I want to pretend like I am assured of where I am going, and I do more than ever, in comparison to any other time in my life. But that still doesn’t feel authentically true to share. Even when I express this truth I feel like it can only be mostly true. All the skepticism and questions and exploration are still there. I don’t expect this to ever go away. I invite and welcome it to be here along for the ride.

German Poet Rainer Maria Rilke expressed this best:

Be patient toward all that is unsolved in your heart and try to love the questions themselves, like locked rooms and like books that are now written in a very foreign tongue. Do not now seek the answers, which cannot be given you because you would not be able to live them. And the point is, to live everything. Live the questions now. Perhaps you will then gradually, without noticing it, live along some distant day into the answer.

Sometimes the volume on those questions is blasting. It feels like I’m at a high school rager with the bass vibrating and my ears ringing. Then there are moments like while steering the boat, where the wind shifts directions so the sail starts bluffing and forces me to head further away from where I originally wanted to. These questions are what caused me to move to Hawaii and redesign my life in the first place. While other times, the volume is mere whispers, as reminders to never be on cruise control.
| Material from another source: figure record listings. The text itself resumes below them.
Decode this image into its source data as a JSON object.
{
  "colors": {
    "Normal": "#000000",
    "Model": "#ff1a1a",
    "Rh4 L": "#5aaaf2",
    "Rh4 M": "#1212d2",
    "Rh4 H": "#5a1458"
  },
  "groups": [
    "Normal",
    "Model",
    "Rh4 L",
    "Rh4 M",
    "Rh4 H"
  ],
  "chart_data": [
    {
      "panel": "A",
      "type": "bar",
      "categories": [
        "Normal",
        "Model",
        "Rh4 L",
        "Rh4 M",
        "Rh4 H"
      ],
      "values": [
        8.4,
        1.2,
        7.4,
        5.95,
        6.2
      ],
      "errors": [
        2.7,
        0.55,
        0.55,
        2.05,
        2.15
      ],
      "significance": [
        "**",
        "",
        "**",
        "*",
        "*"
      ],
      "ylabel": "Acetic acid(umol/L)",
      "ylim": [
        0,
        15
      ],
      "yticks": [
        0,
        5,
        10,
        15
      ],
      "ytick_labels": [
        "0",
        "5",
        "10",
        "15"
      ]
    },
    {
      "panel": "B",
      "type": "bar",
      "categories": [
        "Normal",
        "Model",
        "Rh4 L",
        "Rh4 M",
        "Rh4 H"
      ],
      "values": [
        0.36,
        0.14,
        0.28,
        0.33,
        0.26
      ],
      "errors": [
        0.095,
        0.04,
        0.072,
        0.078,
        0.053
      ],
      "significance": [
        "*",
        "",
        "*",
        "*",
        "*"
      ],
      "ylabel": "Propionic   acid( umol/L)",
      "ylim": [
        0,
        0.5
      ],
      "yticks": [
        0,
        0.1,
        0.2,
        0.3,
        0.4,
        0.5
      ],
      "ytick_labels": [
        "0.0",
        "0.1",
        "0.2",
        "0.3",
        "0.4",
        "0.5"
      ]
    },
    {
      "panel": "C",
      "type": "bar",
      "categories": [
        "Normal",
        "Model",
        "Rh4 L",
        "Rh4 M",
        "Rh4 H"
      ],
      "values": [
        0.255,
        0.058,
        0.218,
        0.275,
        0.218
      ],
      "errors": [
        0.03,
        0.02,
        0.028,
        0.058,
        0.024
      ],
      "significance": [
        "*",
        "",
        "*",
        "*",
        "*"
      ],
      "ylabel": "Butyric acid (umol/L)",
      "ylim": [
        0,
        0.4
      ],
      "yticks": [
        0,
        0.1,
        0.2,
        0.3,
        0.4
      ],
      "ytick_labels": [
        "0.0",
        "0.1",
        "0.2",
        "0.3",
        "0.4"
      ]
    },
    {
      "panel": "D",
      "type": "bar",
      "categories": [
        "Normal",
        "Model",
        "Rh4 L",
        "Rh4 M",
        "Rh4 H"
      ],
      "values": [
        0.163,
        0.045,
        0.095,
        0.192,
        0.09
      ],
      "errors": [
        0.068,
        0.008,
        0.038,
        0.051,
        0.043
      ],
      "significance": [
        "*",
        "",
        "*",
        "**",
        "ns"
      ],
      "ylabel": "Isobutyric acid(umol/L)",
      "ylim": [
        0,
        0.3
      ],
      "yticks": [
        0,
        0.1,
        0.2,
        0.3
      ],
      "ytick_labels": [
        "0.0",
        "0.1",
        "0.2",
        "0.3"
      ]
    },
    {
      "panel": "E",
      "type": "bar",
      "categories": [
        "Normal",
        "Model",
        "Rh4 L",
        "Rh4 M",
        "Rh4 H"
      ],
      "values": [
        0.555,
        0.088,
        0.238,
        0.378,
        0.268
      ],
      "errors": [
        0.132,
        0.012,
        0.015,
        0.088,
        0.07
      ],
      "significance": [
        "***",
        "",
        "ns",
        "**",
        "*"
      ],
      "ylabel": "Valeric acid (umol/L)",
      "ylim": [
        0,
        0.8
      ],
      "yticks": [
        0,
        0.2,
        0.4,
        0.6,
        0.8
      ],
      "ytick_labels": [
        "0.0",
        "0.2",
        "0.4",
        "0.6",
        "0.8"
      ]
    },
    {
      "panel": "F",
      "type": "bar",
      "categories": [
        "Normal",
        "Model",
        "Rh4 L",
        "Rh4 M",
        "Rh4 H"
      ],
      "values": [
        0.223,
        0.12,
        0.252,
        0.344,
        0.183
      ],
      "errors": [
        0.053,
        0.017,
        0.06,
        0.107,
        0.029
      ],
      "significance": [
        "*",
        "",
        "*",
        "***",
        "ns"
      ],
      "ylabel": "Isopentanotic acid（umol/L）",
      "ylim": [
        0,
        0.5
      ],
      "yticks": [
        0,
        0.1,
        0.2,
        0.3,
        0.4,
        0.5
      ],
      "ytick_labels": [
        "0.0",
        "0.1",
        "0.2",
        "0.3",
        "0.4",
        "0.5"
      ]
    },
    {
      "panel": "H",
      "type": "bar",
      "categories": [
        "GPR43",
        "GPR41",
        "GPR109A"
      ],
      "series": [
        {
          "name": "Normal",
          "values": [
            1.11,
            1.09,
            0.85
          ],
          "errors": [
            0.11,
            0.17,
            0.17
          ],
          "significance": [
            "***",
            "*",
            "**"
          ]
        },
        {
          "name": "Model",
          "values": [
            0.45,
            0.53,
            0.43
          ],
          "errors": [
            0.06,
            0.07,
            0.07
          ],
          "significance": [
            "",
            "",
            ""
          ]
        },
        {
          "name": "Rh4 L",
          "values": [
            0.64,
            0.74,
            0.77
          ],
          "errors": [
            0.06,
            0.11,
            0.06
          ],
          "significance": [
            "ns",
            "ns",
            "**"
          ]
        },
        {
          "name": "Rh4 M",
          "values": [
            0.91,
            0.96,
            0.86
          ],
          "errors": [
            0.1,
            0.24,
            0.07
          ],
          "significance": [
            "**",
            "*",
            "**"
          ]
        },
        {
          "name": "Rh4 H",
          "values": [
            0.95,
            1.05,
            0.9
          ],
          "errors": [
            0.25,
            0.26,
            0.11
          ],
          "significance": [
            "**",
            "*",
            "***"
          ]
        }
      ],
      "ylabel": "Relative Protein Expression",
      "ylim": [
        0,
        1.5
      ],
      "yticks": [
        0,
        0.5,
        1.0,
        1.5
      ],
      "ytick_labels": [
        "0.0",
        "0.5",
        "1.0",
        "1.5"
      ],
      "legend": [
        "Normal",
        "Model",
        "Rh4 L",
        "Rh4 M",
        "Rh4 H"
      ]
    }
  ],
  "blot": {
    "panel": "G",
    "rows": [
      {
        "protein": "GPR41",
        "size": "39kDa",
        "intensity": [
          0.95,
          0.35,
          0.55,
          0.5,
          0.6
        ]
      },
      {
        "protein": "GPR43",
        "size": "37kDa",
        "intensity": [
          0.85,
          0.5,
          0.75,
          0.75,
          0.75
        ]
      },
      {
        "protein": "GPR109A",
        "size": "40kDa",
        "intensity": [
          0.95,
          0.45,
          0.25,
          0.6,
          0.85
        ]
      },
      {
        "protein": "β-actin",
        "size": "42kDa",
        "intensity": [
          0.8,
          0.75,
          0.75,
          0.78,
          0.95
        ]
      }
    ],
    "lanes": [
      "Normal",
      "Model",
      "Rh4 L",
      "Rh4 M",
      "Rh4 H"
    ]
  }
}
Pretending versus an authentic and intentional life

Living a life with intention calls for a constant recalibration of the course so I don’t expect this part of myself to change. Even if it means that I lose some sleep, play my “feeling soft” sappy sad song playlist more often, or feel lonely sometimes, that’s what this human experience is all about, right? Feeling all the feelings? Do I really want to rob myself of sharing the truth?

My truth is that I say I am these things, but I simultaneously still feel fully ignorant of these things.

I try my best to set up routines and people in my environment who help me become my best self every day. I feel most happy and content and full this way. I try my best to live with intention in my tiny sliver of life amidst all of the chaos that exists in the world.

Most of us on this blue and green spinning dot get onto a cruise control, but I’d rather look at what I’ve built in my life and take stock. Yes, I want to plant my flags in the ground, but it’s also scary because that assumes I know the territory around where the flag is. As an explorer, I know that the more I discover, the more I find that I am vastly ignorant. I want to keep staring at my fears right in the eyes and run toward them, not away.

I embrace the unknown and trust in the intentions I set for myself. I reflect on the experiences I’ve lived that equip me with support for rejection, confusion, or failure on the horizon. I never regret exploring what I’m curious about, sparking connections, exploring passions, or taking risks, so I am going to continue doing that in this 27th year while savoring the beauty of the present in hopes of finding a sense of peace.

My life is “figured out” by letting go of “figuring it out”.